Premium Limits and Farm Size
Most farmer grow and insure both corn and soybeans. Soybean crops typically have lower risk than corn, resulting in lower premiums for soybeans. Those lower premiums will then impact acres required to hit the $40,000 limit. Table 3 shows Federally-paid premium for a blended acre of 50% corn and 50% soybeans, a fairly common crop rotation in Illinois. Corn premiums are those provided in Tables 1 and 2. Soybean premiums are shown in the Appendix Tables 1 and 2.
For the McLean County case, the most popular coverage option is 85%, and the $40,000 limit is reached at 2,813 acres. By way of comparison, average farm size in Illinois is 359 acres. The 359 acres include many farms that are small and receive a majority of their income from off-farm sources. The average grain farm size enrolled in Illinois Farm Business Farm Management is about 1,300 acres, representing a size that is closer to receiving more of their income from on-farm sources. There are many farms over 1,300 acres and a 2,813 acre would not be viewed as a particularly large farm.
For Saline County, the most popular coverage level is 75% and the $40,000 limit is reached at 992 acres. The 992 acres is below the average size for commercial grain farms in Illinois.
The above comparisons are based on farmers having a 100% share in the farmland.
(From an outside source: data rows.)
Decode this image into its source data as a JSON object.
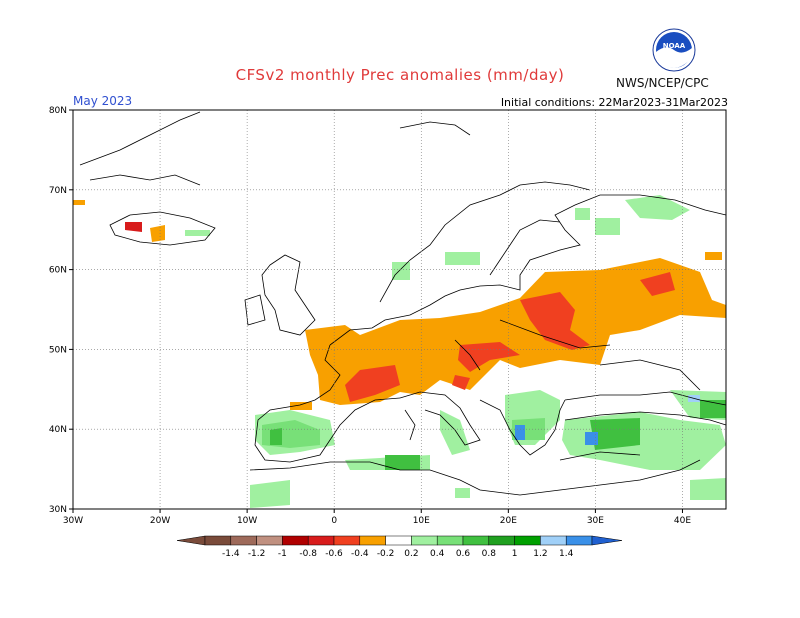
{
  "title": "CFSv2 monthly Prec anomalies (mm/day)",
  "month": "May 2023",
  "initial_conditions": "Initial conditions: 22Mar2023-31Mar2023",
  "agency": "NWS/NCEP/CPC",
  "logo_text": "NOAA",
  "colors": {
    "c_m14": "#7a4b3a",
    "c_m12": "#9e6a5a",
    "c_m10": "#c09080",
    "c_m08": "#b00000",
    "c_m06": "#d81c1c",
    "c_m04": "#f04020",
    "c_m02": "#f8a000",
    "c_zero": "#ffffff",
    "c_p02": "#a0f0a0",
    "c_p04": "#78e078",
    "c_p06": "#40c040",
    "c_p08": "#20a020",
    "c_p10": "#00a000",
    "c_p12": "#a0d0f8",
    "c_p14": "#3a90e8",
    "c_p16": "#2060d0"
  },
  "map": {
    "lon_range": [
      -30,
      45
    ],
    "lat_range": [
      30,
      80
    ],
    "x_ticks": [
      "30W",
      "20W",
      "10W",
      "0",
      "10E",
      "20E",
      "30E",
      "40E"
    ],
    "y_ticks": [
      "30N",
      "40N",
      "50N",
      "60N",
      "70N",
      "80N"
    ],
    "colorbar_labels": [
      "-1.4",
      "-1.2",
      "-1",
      "-0.8",
      "-0.6",
      "-0.4",
      "-0.2",
      "0.2",
      "0.4",
      "0.6",
      "0.8",
      "1",
      "1.2",
      "1.4"
    ]
  }
}
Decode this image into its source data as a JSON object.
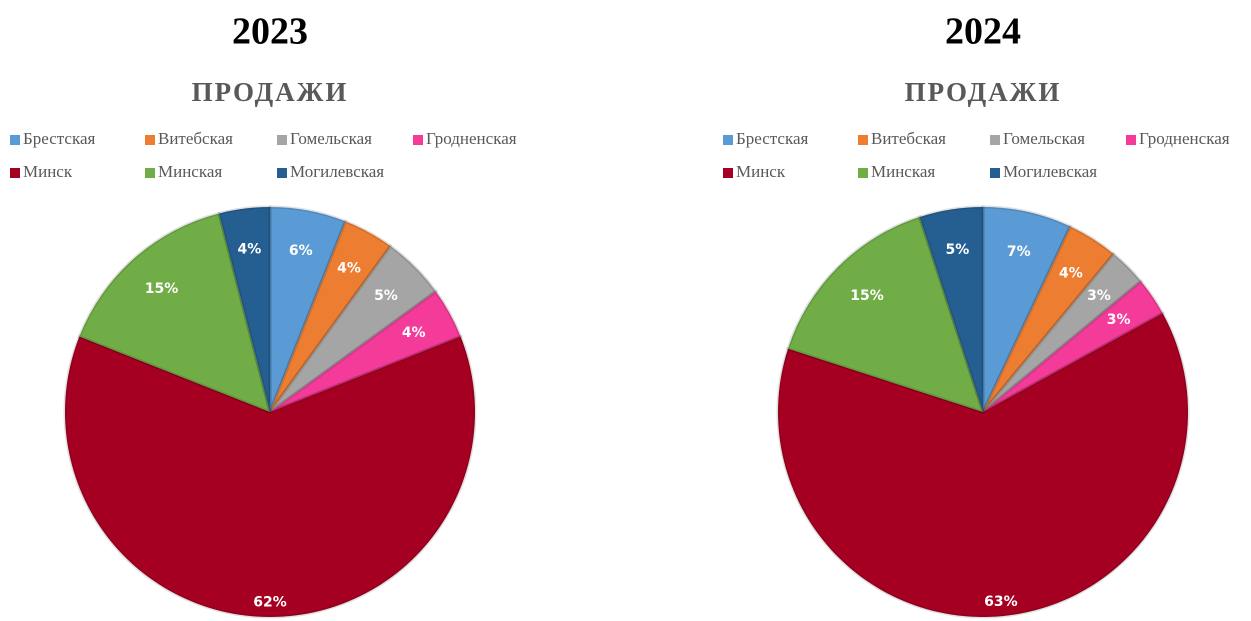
{
  "chart_data": [
    {
      "type": "pie",
      "heading": "2023",
      "title": "ПРОДАЖИ",
      "categories": [
        "Брестская",
        "Витебская",
        "Гомельская",
        "Гродненская",
        "Минск",
        "Минская",
        "Могилевская"
      ],
      "values": [
        6,
        4,
        5,
        4,
        62,
        15,
        4
      ],
      "value_labels": [
        "6%",
        "4%",
        "5%",
        "4%",
        "62%",
        "15%",
        "4%"
      ],
      "colors": [
        "#5b9bd5",
        "#ed7d31",
        "#a5a5a5",
        "#f43b9a",
        "#a50021",
        "#70ad47",
        "#255e91"
      ],
      "legend": "top"
    },
    {
      "type": "pie",
      "heading": "2024",
      "title": "ПРОДАЖИ",
      "categories": [
        "Брестская",
        "Витебская",
        "Гомельская",
        "Гродненская",
        "Минск",
        "Минская",
        "Могилевская"
      ],
      "values": [
        7,
        4,
        3,
        3,
        63,
        15,
        5
      ],
      "value_labels": [
        "7%",
        "4%",
        "3%",
        "3%",
        "63%",
        "15%",
        "5%"
      ],
      "colors": [
        "#5b9bd5",
        "#ed7d31",
        "#a5a5a5",
        "#f43b9a",
        "#a50021",
        "#70ad47",
        "#255e91"
      ],
      "legend": "top"
    }
  ]
}
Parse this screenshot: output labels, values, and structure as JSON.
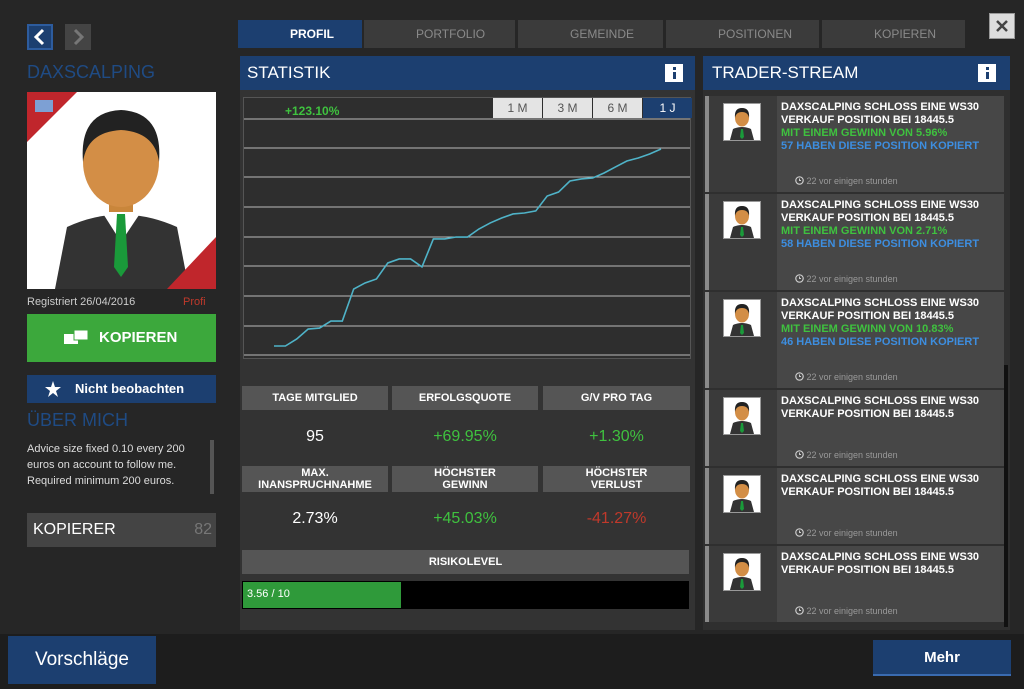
{
  "profile": {
    "name": "DAXSCALPING",
    "registered": "Registriert 26/04/2016",
    "badge": "Profi",
    "copy_button": "KOPIEREN",
    "watch_button": "Nicht beobachten",
    "about_title": "ÜBER MICH",
    "about_text": "Advice size fixed 0.10 every 200 euros on account to follow me. Required minimum 200 euros.",
    "copiers_label": "KOPIERER",
    "copiers_count": 82
  },
  "tabs": [
    "PROFIL",
    "PORTFOLIO",
    "GEMEINDE",
    "POSITIONEN",
    "KOPIEREN"
  ],
  "statistics": {
    "title": "STATISTIK",
    "chart": {
      "type": "line",
      "label": "+123.10%",
      "color": "#4fb3c8",
      "ranges": [
        "1 M",
        "3 M",
        "6 M",
        "1 J"
      ],
      "values": [
        0,
        0,
        4.4,
        10.6,
        11.2,
        15.6,
        15.6,
        35.6,
        39.4,
        41.9,
        51.9,
        54.4,
        54.4,
        49.4,
        66.9,
        66.9,
        68.1,
        68.1,
        73.1,
        76.9,
        80.0,
        82.5,
        83.1,
        84.4,
        93.7,
        96.2,
        103.1,
        104.4,
        105.0,
        108.1,
        111.9,
        115.6,
        117.5,
        120.0,
        123.1
      ]
    },
    "stats": [
      {
        "label": "TAGE MITGLIED",
        "value": "95",
        "color": "#ffffff"
      },
      {
        "label": "ERFOLGSQUOTE",
        "value": "+69.95%",
        "color": "#3fc23f"
      },
      {
        "label": "G/V PRO TAG",
        "value": "+1.30%",
        "color": "#3fc23f"
      },
      {
        "label": "MAX. INANSPRUCHNAHME",
        "value": "2.73%",
        "color": "#ffffff"
      },
      {
        "label": "HÖCHSTER GEWINN",
        "value": "+45.03%",
        "color": "#3fc23f"
      },
      {
        "label": "HÖCHSTER VERLUST",
        "value": "-41.27%",
        "color": "#c0392b"
      }
    ],
    "risk_label": "RISIKOLEVEL",
    "risk": {
      "value": 3.56,
      "max": 10,
      "label": "3.56 / 10"
    }
  },
  "stream": {
    "title": "TRADER-STREAM",
    "items": [
      {
        "line1": "DAXSCALPING SCHLOSS EINE",
        "symbol": "WS30",
        "line2": "VERKAUF POSITION BEI",
        "price": "18445.5",
        "gain": "MIT EINEM GEWINN VON 5.96%",
        "copied": "57 HABEN DIESE POSITION KOPIERT",
        "time": "22 vor einigen stunden"
      },
      {
        "line1": "DAXSCALPING SCHLOSS EINE",
        "symbol": "WS30",
        "line2": "VERKAUF POSITION BEI",
        "price": "18445.5",
        "gain": "MIT EINEM GEWINN VON 2.71%",
        "copied": "58 HABEN DIESE POSITION KOPIERT",
        "time": "22 vor einigen stunden"
      },
      {
        "line1": "DAXSCALPING SCHLOSS EINE",
        "symbol": "WS30",
        "line2": "VERKAUF POSITION BEI",
        "price": "18445.5",
        "gain": "MIT EINEM GEWINN VON 10.83%",
        "copied": "46 HABEN DIESE POSITION KOPIERT",
        "time": "22 vor einigen stunden"
      },
      {
        "line1": "DAXSCALPING SCHLOSS EINE",
        "symbol": "WS30",
        "line2": "VERKAUF POSITION BEI",
        "price": "18445.5",
        "time": "22 vor einigen stunden"
      },
      {
        "line1": "DAXSCALPING SCHLOSS EINE",
        "symbol": "WS30",
        "line2": "VERKAUF POSITION BEI",
        "price": "18445.5",
        "time": "22 vor einigen stunden"
      },
      {
        "line1": "DAXSCALPING SCHLOSS EINE",
        "symbol": "WS30",
        "line2": "VERKAUF POSITION BEI",
        "price": "18445.5",
        "time": "22 vor einigen stunden"
      }
    ]
  },
  "footer": {
    "suggestions": "Vorschläge",
    "more": "Mehr"
  }
}
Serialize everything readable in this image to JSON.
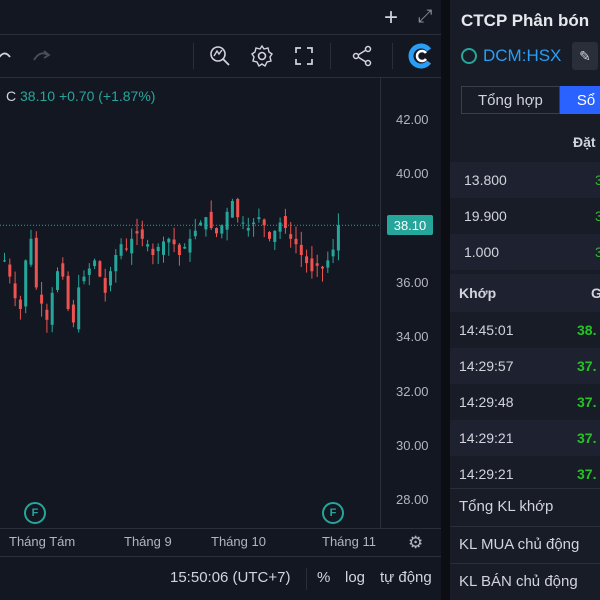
{
  "chart": {
    "legend_symbol": "C",
    "legend_value": "38.10 +0.70 (+1.87%)",
    "current_price": "38.10",
    "y_ticks": [
      "42.00",
      "40.00",
      "38.00",
      "36.00",
      "34.00",
      "32.00",
      "30.00",
      "28.00"
    ],
    "x_ticks": [
      "Tháng Tám",
      "Tháng 9",
      "Tháng 10",
      "Tháng 11"
    ],
    "flag_label": "F",
    "colors": {
      "up": "#26a69a",
      "down": "#ef5350",
      "background": "#131722"
    }
  },
  "toolbar": {
    "undo_icon": "undo-icon",
    "redo_icon": "redo-icon",
    "indicator_icon": "indicators-icon",
    "settings_icon": "gear-icon",
    "fullscreen_icon": "fullscreen-icon",
    "share_icon": "share-icon",
    "brand_icon": "brand-logo-icon"
  },
  "bottombar": {
    "time": "15:50:06 (UTC+7)",
    "percent": "%",
    "log": "log",
    "auto": "tự động"
  },
  "panel": {
    "company": "CTCP Phân bón",
    "ticker": "DCM:HSX",
    "tabs": [
      "Tổng hợp",
      "Sổ l"
    ],
    "order_header": "Đặt",
    "order_rows": [
      {
        "vol": "13.800",
        "price": "3"
      },
      {
        "vol": "19.900",
        "price": "3"
      },
      {
        "vol": "1.000",
        "price": "3"
      }
    ],
    "match_header_left": "Khớp",
    "match_header_right": "G",
    "match_rows": [
      {
        "time": "14:45:01",
        "price": "38."
      },
      {
        "time": "14:29:57",
        "price": "37."
      },
      {
        "time": "14:29:48",
        "price": "37."
      },
      {
        "time": "14:29:21",
        "price": "37."
      },
      {
        "time": "14:29:21",
        "price": "37."
      }
    ],
    "summary": [
      "Tổng KL khớp",
      "KL MUA chủ động",
      "KL BÁN chủ động"
    ]
  }
}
Under share rent situations, farmers would receive a portion of the crop and only insure a portion of the acreage. For example, a 50–50 share-rent arrangement would result in a 50% share in the crop. In this case, premiums costs (and resulting payments) to the farmer would be cut in half. If all farmland was 50–50 share rented, the values in table 3 would double. However, all farmland is not share rented on most farms. According to Illinois Farm Business Farm Management summaries, 46% of the farmland was share-rented in central Illinois and 37% was share rented in southern Illinois. Even after these considerations, farm sizes reaching those limits would not represent extremely large farms. Moreover, the proportion of land controlled under cash rent agreements tends to be greater on larger farms in IL, and there will be farms that have no share rented acres. Thus, the acreage limits listed in those tables would impact some farms.
Summary and Observations
A $40,000 limit has the potential to impact many commercially-sized farms. The impacts will be larger in higher risk areas. Central Illinois is one of the lower risk areas of the United State. Hence, the acreage limits to reach the $40,000 limit will be higher in central Illinois than in many other areas of the country.
The exact nature of the $40,000 per farm limit is unknown. The limit could apply to an individual as it does in the case of commodity programs. Or there could be some entity definition. In either case, farms nearing limits could evaluate ways of restructuring the operation so as to avoid limits.
$40,000 limit would set into play a complex set of insurance decisions for those farms reaching the limit. Those farms reaching the limit likely would lower coverage levels and move to different plans of insurance. These changes would reduce the risk protection offered to those farms. Movements to share rent are possible as well.